Ok, not sure why anybody would use vlan 1 tagged for WAN traffic...  but is there an easy way to change this?

There are a number of 802.1q switches out there from different vendors that don't support vlan 1 tagging at all, because the switch uses vlan 1 for management.  

Any chance we can get this moved into the management console so it can be changed?  or will we be required to change it manually?

Does anybody have a howto on changing the default vlans?

No easy way at this time (check the source and bloodhound tickets on this one)

All reasonable switches should let you change the managment vlan or change port to trunked (remember managment vlan is not related to port tagging ). Back when I went through CISCO training it was considered best practice to move your managment vlan away from vlan 1 for "security"

VLAN 1 is many switches "LAN" network so if you just tag the port as a trunk port it should work and our node on vlan1 would be on your LAN for the WAN port so it can go through your router. You would need to change the PVID (untagged traffic id) of the port to 10 to pull the Node Lan into it's own network.
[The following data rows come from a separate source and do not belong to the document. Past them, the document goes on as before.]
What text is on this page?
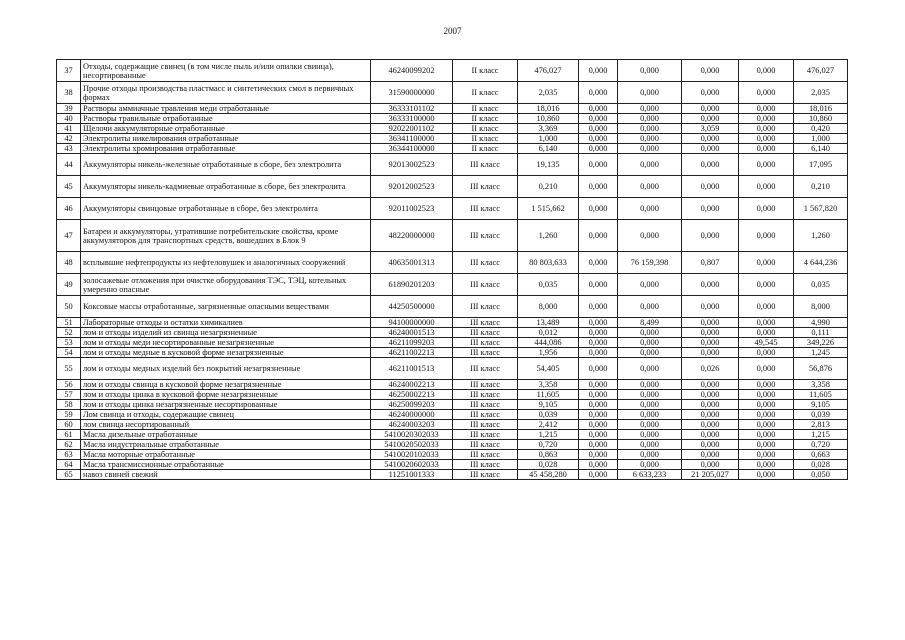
2007
37	Отходы, содержащие свинец (в том числе пыль и/или опилки свинца), несортированные	46240099202	II класс	476,027	0,000	0,000	0,000	0,000	476,027
38	Прочие отходы производства пластмасс и синтетических смол в первичных формах	31590000000	II класс	2,035	0,000	0,000	0,000	0,000	2,035
39	Растворы аммиачные травления меди отработанные	36333101102	II класс	18,016	0,000	0,000	0,000	0,000	18,016
40	Растворы травильные отработанные	36333100000	II класс	10,860	0,000	0,000	0,000	0,000	10,860
41	Щелочи аккумуляторные отработанные	92022001102	II класс	3,369	0,000	0,000	3,059	0,000	0,420
42	Электролиты никелирования отработанные	36341100000	II класс	1,000	0,000	0,000	0,000	0,000	1,000
43	Электролиты хромирования отработанные	36344100000	II класс	6,140	0,000	0,000	0,000	0,000	6,140
44	Аккумуляторы никель-железные отработанные в сборе, без электролита	92013002523	III класс	19,135	0,000	0,000	0,000	0,000	17,095
45	Аккумуляторы никель-кадмиевые отработанные в сборе, без электролита	92012002523	III класс	0,210	0,000	0,000	0,000	0,000	0,210
46	Аккумуляторы свинцовые отработанные в сборе, без электролита	92011002523	III класс	1 515,662	0,000	0,000	0,000	0,000	1 567,820
47	Батареи и аккумуляторы, утратившие потребительские свойства, кроме аккумуляторов для транспортных средств, вошедших в Блок 9	48220000000	III класс	1,260	0,000	0,000	0,000	0,000	1,260
48	всплывшие нефтепродукты из нефтеловушек и аналогичных сооружений	40635001313	III класс	80 803,633	0,000	76 159,398	0,807	0,000	4 644,236
49	золосажевые отложения при очистке оборудования ТЭС, ТЭЦ, котельных умеренно опасные	61890201203	III класс	0,035	0,000	0,000	0,000	0,000	0,035
50	Коксовые массы отработанные, загрязненные опасными веществами	44250500000	III класс	8,000	0,000	0,000	0,000	0,000	8,000
51	Лабораторные отходы и остатки химикалиев	94100000000	III класс	13,489	0,000	8,499	0,000	0,000	4,990
52	лом и отходы изделий из свинца незагрязненные	46240001513	III класс	0,012	0,000	0,000	0,000	0,000	0,111
53	лом и отходы меди несортированные незагрязненные	46211099203	III класс	444,086	0,000	0,000	0,000	49,545	349,226
54	лом и отходы медные в кусковой форме незагрязненные	46211002213	III класс	1,956	0,000	0,000	0,000	0,000	1,245
55	лом и отходы медных изделий без покрытий незагрязненные	46211001513	III класс	54,405	0,000	0,000	0,026	0,000	56,876
56	лом и отходы свинца в кусковой форме незагрязненные	46240002213	III класс	3,358	0,000	0,000	0,000	0,000	3,358
57	лом и отходы цинка в кусковой форме незагрязненные	46250002213	III класс	11,605	0,000	0,000	0,000	0,000	11,605
58	лом и отходы цинка незагрязненные несортированные	46250099203	III класс	9,105	0,000	0,000	0,000	0,000	9,105
59	Лом свинца и отходы, содержащие свинец	46240000000	III класс	0,039	0,000	0,000	0,000	0,000	0,039
60	лом свинца несортированный	46240003203	III класс	2,412	0,000	0,000	0,000	0,000	2,813
61	Масла дизельные отработанные	5410020302033	III класс	1,215	0,000	0,000	0,000	0,000	1,215
62	Масла индустриальные отработанные	5410020502033	III класс	0,720	0,000	0,000	0,000	0,000	0,720
63	Масла моторные отработанные	5410020102033	III класс	0,863	0,000	0,000	0,000	0,000	0,663
64	Масла трансмиссионные отработанные	5410020602033	III класс	0,028	0,000	0,000	0,000	0,000	0,028
65	навоз свиней свежий	11251001333	III класс	45 458,280	0,000	6 633,233	21 205,027	0,000	0,050
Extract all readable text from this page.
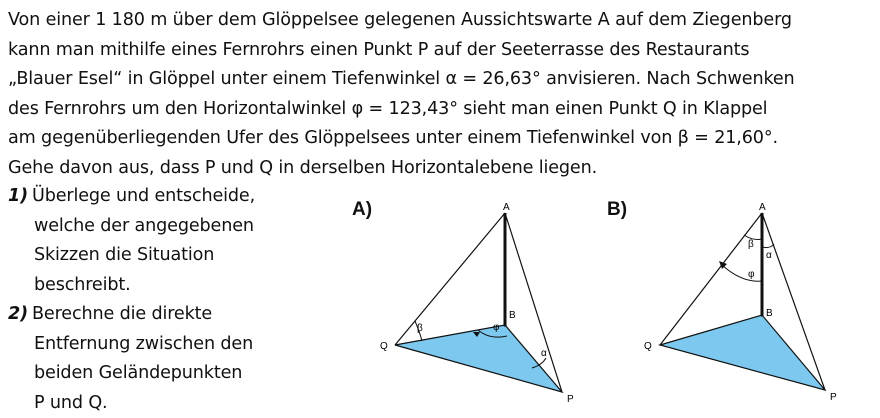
Von einer 1 180 m über dem Glöppelsee gelegenen Aussichtswarte A auf dem Ziegenberg

kann man mithilfe eines Fernrohrs einen Punkt P auf der Seeterrasse des Restaurants

„Blauer Esel“ in Glöppel unter einem Tiefenwinkel α = 26,63° anvisieren. Nach Schwenken

des Fernrohrs um den Horizontalwinkel φ = 123,43° sieht man einen Punkt Q in Klappel

am gegenüberliegenden Ufer des Glöppelsees unter einem Tiefenwinkel von β = 21,60°.

Gehe davon aus, dass P und Q in derselben Horizontalebene liegen.

1) Überlege und entscheide,

welche der angegebenen

Skizzen die Situation

beschreibt.

2) Berechne die direkte

Entfernung zwischen den

beiden Geländepunkten

P und Q.

A)	B)
A
B
Q
P
β	φ
α
A
B
Q
P
β
α
φ
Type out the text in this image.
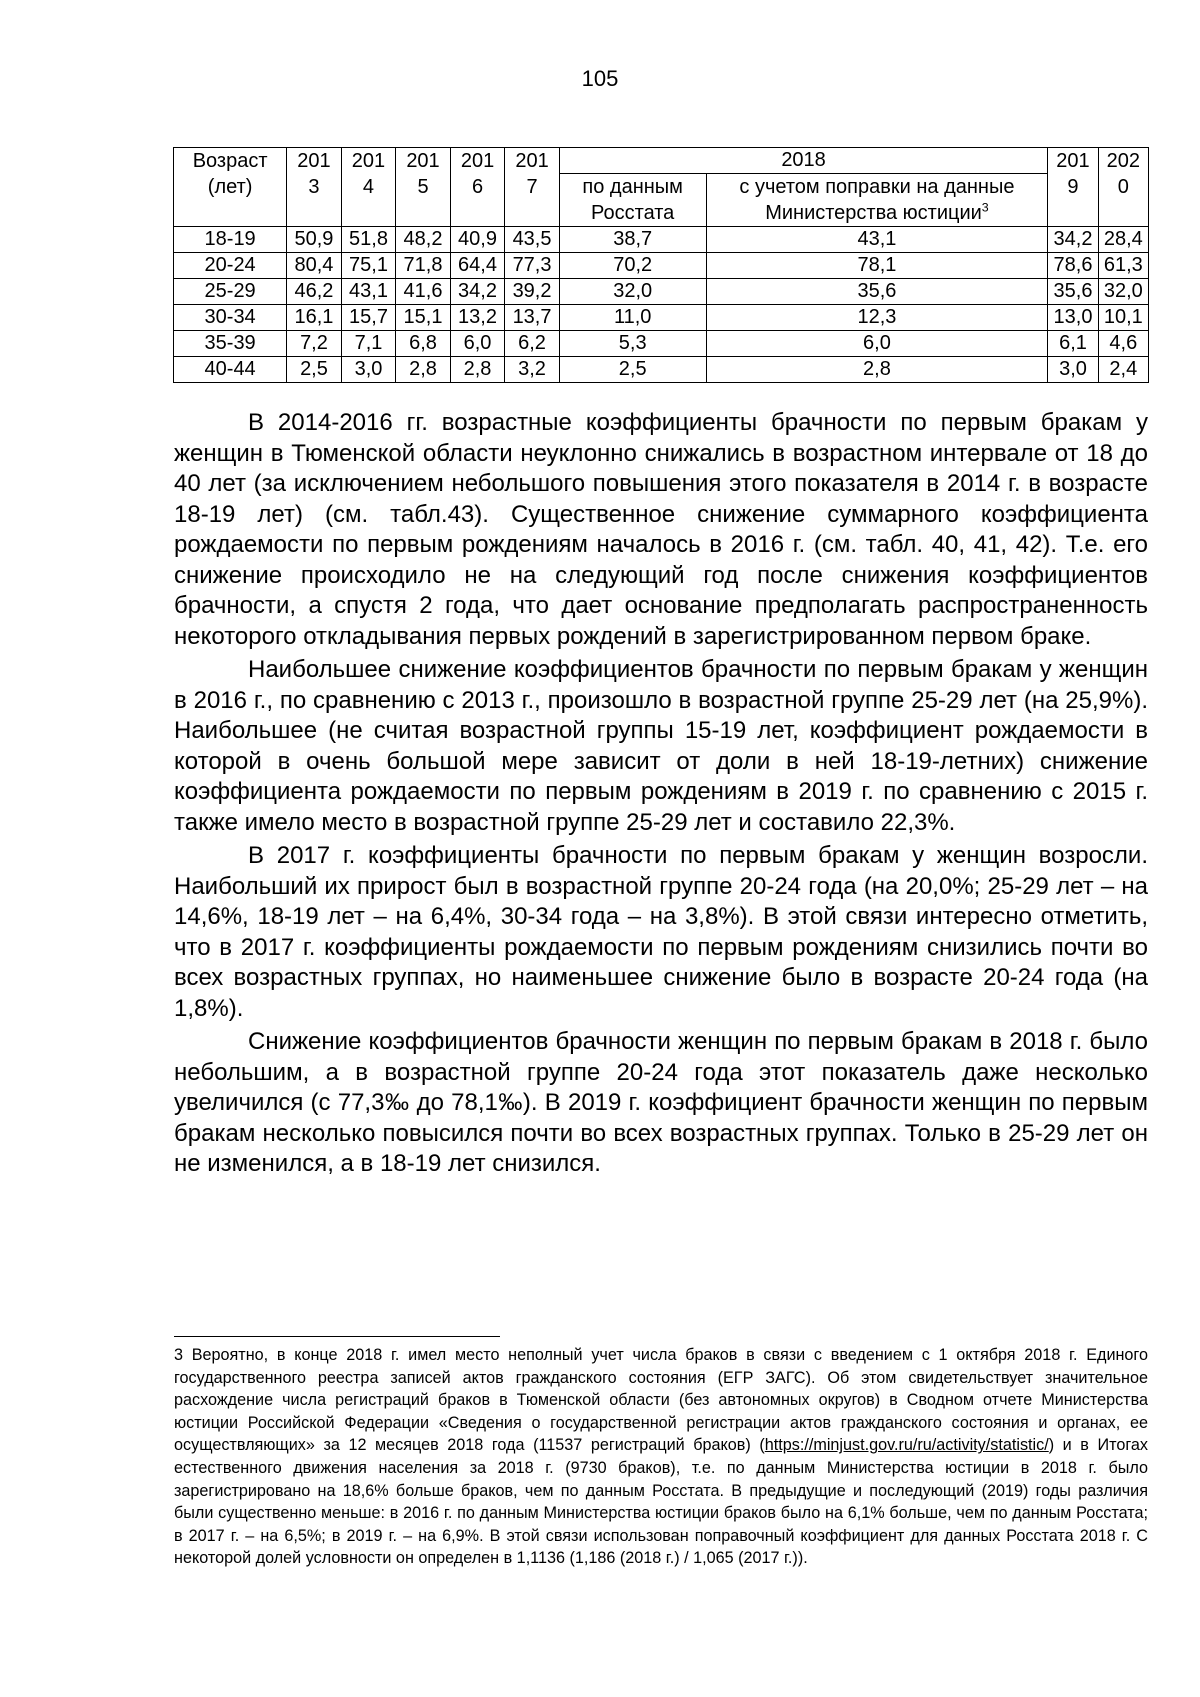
105
Возраст (лет)	201 3	201 4	201 5	201 6	201 7	2018		201 9	202 0
						по данным Росстата	с учетом поправки на данные Министерства юстиции$^3$
18-19	50,9	51,8	48,2	40,9	43,5	38,7	43,1	34,2	28,4
20-24	80,4	75,1	71,8	64,4	77,3	70,2	78,1	78,6	61,3
25-29	46,2	43,1	41,6	34,2	39,2	32,0	35,6	35,6	32,0
30-34	16,1	15,7	15,1	13,2	13,7	11,0	12,3	13,0	10,1
35-39	7,2	7,1	6,8	6,0	6,2	5,3	6,0	6,1	4,6
40-44	2,5	3,0	2,8	2,8	3,2	2,5	2,8	3,0	2,4

В 2014-2016 гг. возрастные коэффициенты брачности по первым бракам у женщин в Тюменской области неуклонно снижались в возрастном интервале от 18 до 40 лет (за исключением небольшого повышения этого показателя в 2014 г. в возрасте 18-19 лет) (см. табл.43). Существенное снижение суммарного коэффициента рождаемости по первым рождениям началось в 2016 г. (см. табл. 40, 41, 42). Т.е. его снижение происходило не на следующий год после снижения коэффициентов брачности, а спустя 2 года, что дает основание предполагать распространенность некоторого откладывания первых рождений в зарегистрированном первом браке.

Наибольшее снижение коэффициентов брачности по первым бракам у женщин в 2016 г., по сравнению с 2013 г., произошло в возрастной группе 25-29 лет (на 25,9%). Наибольшее (не считая возрастной группы 15-19 лет, коэффициент рождаемости в которой в очень большой мере зависит от доли в ней 18-19-летних) снижение коэффициента рождаемости по первым рождениям в 2019 г. по сравнению с 2015 г. также имело место в возрастной группе 25-29 лет и составило 22,3%.

В 2017 г. коэффициенты брачности по первым бракам у женщин возросли. Наибольший их прирост был в возрастной группе 20-24 года (на 20,0%; 25-29 лет – на 14,6%, 18-19 лет – на 6,4%, 30-34 года – на 3,8%). В этой связи интересно отметить, что в 2017 г. коэффициенты рождаемости по первым рождениям снизились почти во всех возрастных группах, но наименьшее снижение было в возрасте 20-24 года (на 1,8%).

Снижение коэффициентов брачности женщин по первым бракам в 2018 г. было небольшим, а в возрастной группе 20-24 года этот показатель даже несколько увеличился (с 77,3‰ до 78,1‰). В 2019 г. коэффициент брачности женщин по первым бракам несколько повысился почти во всех возрастных группах. Только в 25-29 лет он не изменился, а в 18-19 лет снизился.

3 Вероятно, в конце 2018 г. имел место неполный учет числа браков в связи с введением с 1 октября 2018 г. Единого государственного реестра записей актов гражданского состояния (ЕГР ЗАГС). Об этом свидетельствует значительное расхождение числа регистраций браков в Тюменской области (без автономных округов) в Сводном отчете Министерства юстиции Российской Федерации «Сведения о государственной регистрации актов гражданского состояния и органах, ее осуществляющих» за 12 месяцев 2018 года (11537 регистраций браков) (https://minjust.gov.ru/ru/activity/statistic/) и в Итогах естественного движения населения за 2018 г. (9730 браков), т.е. по данным Министерства юстиции в 2018 г. было зарегистрировано на 18,6% больше браков, чем по данным Росстата. В предыдущие и последующий (2019) годы различия были существенно меньше: в 2016 г. по данным Министерства юстиции браков было на 6,1% больше, чем по данным Росстата; в 2017 г. – на 6,5%; в 2019 г. – на 6,9%. В этой связи использован поправочный коэффициент для данных Росстата 2018 г. С некоторой долей условности он определен в 1,1136 (1,186 (2018 г.) / 1,065 (2017 г.)).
I understand that Cisco and 3com gear supports this... but there is a lot of other network gear floating around that doesn't... vlan 1 and 4095 on some switches are treated special and can not be trunked or tagged...That behavior conforms to the 802.1q standard... and Cisco gear using hybrid mode can mimic this behavior for operating with switches that can not tag vlan 1.

Certain Dell, HP, and certain other vendors can't handle vlan 1 tagging, which is annoying, but there is a lot of that gear out there in production, and a lot of it on the second hand market for very little money.

The bigger problem is plugging this into a production network, where the IT Security is never going to allow these devices connected to existing networks, because they can't assign vlan's for them, and nobody allows the use of vlan 1 for anything because as you said it violates best practice guidelines.

The reason I'm asking is because we're in the process of dropping a production link into the dispatch room at a university hospital and I know the IT security guys there and they'll laugh me out of the room if I suggest we use vlan 1 for anything :)

It's not a problem, I'm pretty sure I figured out how to change it... Once I confirmed that it worked, I'll post instructions.

You may consider picking up BBHN->ticket:61 (rebase all scripts to dynamically determine interface names) as it relates to what you will need to edit anyways and would be able to be merged into mainline code making it easier in the future for those who need to change interfaces.